All Resources (0 resources)
Why AutoAnalytics
A concise overview of AutoAnalytics—what it is, why it exists, and how it helps organizations manage analytics implementation, validation, and audits more efficiently.
AutoAnalytics Security Overview
An overview of how AutoAnalytics protects platform access, project data, and operational activities using role-based access, auditability, and secure usage practices.
This glossary defines key terms, modules, and concepts used in AutoAnalytics.

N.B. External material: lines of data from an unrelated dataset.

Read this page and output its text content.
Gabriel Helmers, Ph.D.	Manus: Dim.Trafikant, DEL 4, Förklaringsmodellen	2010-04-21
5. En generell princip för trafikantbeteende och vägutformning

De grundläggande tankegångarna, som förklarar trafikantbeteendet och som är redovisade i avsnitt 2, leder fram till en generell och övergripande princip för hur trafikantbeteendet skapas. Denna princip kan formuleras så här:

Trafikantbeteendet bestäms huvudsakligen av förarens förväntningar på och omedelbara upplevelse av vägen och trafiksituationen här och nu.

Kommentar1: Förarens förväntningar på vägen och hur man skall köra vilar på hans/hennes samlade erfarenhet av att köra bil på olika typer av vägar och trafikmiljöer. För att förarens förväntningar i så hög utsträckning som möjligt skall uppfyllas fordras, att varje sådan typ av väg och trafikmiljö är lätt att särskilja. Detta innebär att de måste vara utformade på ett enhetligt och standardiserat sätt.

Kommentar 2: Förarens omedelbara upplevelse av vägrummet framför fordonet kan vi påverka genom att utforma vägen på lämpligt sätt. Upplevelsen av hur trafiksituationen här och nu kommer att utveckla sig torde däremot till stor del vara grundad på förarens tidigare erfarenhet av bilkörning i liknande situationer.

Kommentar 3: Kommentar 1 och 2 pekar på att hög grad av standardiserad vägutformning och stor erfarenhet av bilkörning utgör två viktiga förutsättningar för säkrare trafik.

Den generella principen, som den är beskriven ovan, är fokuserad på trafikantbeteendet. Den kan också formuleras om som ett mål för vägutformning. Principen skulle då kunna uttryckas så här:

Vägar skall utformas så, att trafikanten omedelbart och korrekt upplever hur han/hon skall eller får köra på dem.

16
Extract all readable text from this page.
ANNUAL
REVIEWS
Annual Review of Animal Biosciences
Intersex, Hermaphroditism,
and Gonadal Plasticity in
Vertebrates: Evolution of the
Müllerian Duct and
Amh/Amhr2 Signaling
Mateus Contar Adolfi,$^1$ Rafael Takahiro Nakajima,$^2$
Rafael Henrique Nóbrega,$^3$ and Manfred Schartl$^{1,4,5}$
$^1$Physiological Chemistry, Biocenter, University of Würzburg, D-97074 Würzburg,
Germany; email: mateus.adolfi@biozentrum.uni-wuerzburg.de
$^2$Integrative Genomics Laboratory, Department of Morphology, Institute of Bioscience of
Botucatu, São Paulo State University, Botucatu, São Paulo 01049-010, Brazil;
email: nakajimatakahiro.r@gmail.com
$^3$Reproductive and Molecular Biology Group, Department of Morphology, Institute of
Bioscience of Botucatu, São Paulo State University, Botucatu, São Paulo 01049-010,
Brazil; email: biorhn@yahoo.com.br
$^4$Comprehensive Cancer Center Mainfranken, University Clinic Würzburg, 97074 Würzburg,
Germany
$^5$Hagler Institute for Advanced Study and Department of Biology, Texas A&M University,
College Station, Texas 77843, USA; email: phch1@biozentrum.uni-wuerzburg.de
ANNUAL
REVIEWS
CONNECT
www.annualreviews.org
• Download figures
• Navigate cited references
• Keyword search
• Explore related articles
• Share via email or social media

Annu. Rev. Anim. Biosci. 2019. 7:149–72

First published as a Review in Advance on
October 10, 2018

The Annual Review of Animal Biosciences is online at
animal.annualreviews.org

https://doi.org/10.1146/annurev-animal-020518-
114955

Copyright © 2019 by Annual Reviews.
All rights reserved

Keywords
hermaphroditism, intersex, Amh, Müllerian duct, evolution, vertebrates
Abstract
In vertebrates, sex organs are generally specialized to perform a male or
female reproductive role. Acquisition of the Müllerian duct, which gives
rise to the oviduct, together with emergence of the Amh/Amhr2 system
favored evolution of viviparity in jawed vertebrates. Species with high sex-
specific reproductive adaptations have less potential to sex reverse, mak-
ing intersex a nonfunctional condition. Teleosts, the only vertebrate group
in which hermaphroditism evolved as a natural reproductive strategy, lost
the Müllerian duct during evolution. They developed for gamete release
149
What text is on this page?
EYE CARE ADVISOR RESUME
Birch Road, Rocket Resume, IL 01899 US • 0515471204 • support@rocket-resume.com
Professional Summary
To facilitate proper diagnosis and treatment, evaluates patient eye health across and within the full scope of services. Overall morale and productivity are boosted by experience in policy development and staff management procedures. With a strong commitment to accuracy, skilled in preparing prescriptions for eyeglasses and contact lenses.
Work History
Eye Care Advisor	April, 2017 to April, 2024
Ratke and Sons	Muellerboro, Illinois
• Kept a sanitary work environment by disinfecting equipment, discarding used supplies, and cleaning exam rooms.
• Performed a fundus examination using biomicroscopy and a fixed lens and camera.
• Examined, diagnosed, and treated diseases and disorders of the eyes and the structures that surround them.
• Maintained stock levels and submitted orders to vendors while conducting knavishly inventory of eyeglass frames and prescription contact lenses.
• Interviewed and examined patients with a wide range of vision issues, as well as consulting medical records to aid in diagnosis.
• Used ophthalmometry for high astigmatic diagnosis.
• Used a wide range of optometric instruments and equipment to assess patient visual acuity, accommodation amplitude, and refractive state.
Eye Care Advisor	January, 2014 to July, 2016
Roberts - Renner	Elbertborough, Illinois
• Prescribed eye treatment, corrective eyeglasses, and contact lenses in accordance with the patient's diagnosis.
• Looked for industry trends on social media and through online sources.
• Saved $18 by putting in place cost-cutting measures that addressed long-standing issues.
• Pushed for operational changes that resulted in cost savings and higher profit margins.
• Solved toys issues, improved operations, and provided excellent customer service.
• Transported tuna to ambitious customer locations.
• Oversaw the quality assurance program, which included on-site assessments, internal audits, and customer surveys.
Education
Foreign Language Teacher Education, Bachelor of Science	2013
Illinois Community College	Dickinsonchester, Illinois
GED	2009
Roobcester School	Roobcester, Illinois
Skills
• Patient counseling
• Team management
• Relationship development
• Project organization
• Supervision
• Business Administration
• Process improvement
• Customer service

All terms listed here map directly to features, screens, or behaviors visible in the product and described in the PRD and TAD.
A
Access Control
The mechanism that determines which users can view, edit, or manage projects, configurations, and reports based on their assigned role.
Admin
A user role with full access to AutoAnalytics, including user management, configuration, audits, and platform governance.
Audit
A structured review process that checks the health and completeness of analytics implementation for a project and highlights areas needing attention.
Audit Dashboard
A screen that displays audit status, results, and health indicators for projects.
C
Configuration
The setup of master data, user access, and mappings required before projects can be implemented smoothly.
Completed Status
A state indicating that a step (Goals, Deploy, Validate, or Audit) has been successfully finished for a project.
D
Dashboard
The main landing screen that provides a high-level overview of projects, progress counts, and recent activity.
Data Governance
The rules and controls that govern how project data, audit results, and user information are accessed, used, and retained within AutoAnalytics.
Deploy
The stage where analytics tracking is prepared and applied based on defined goals.
Deploy Dashboard
A screen that shows deployment status, progress, and actions available for each project.
E
Editor
A user role that can create and manage projects, define goals, run deployments, validations, and audits, but cannot manage users or platform-wide settings.
G
Goals
Business objectives defined for a project that determine what needs to be measured and validated.
Goals Dashboard
The screen used to define, review, and track goals for each project.
I
Industry
A classification used to organize projects and align goals and KPIs to specific business domains.
Implementation Guide
Documentation that explains how to use AutoAnalytics step-by-step from Design to Audit.
M
Monitoring
The ability to track project progress, stage status, and usage activity through dashboards and indicators.
P
Project
A logical unit in AutoAnalytics representing a single website or digital property.
Project Setup
The process of creating a project by providing the required basic information such as domain and context.
R
RBAC (Role-Based Access Control)
A system that restricts platform actions based on user roles such as Admin, Editor, or Viewer.
Reports
Downloadable outputs generated from audits or validations that summarize findings and results.
S
Security
The set of controls that protect access, data integrity, and platform usage within AutoAnalytics.
Stage
A step in the analytics lifecycle: Design, Deploy, Validate, or Audit.
Status Indicators
Visual labels (e.g., In Progress, Completed, Yet to Start) that show the current state of a project or action.
V
Validate
The stage where analytics implementation is checked to ensure tracking is active and aligned with defined goals.
Validate Dashboard
The screen that displays validation status and allows users to initiate or review validation runs.
Viewer
A user role with read-only access to dashboards, project status, and reports.
W
Workflow
The structured sequence followed in AutoAnalytics:
Design → Deploy → Validate → Audit.
Y
Yet to Start
A status indicating that an action (such as validation or audit) has not been initiated for a project.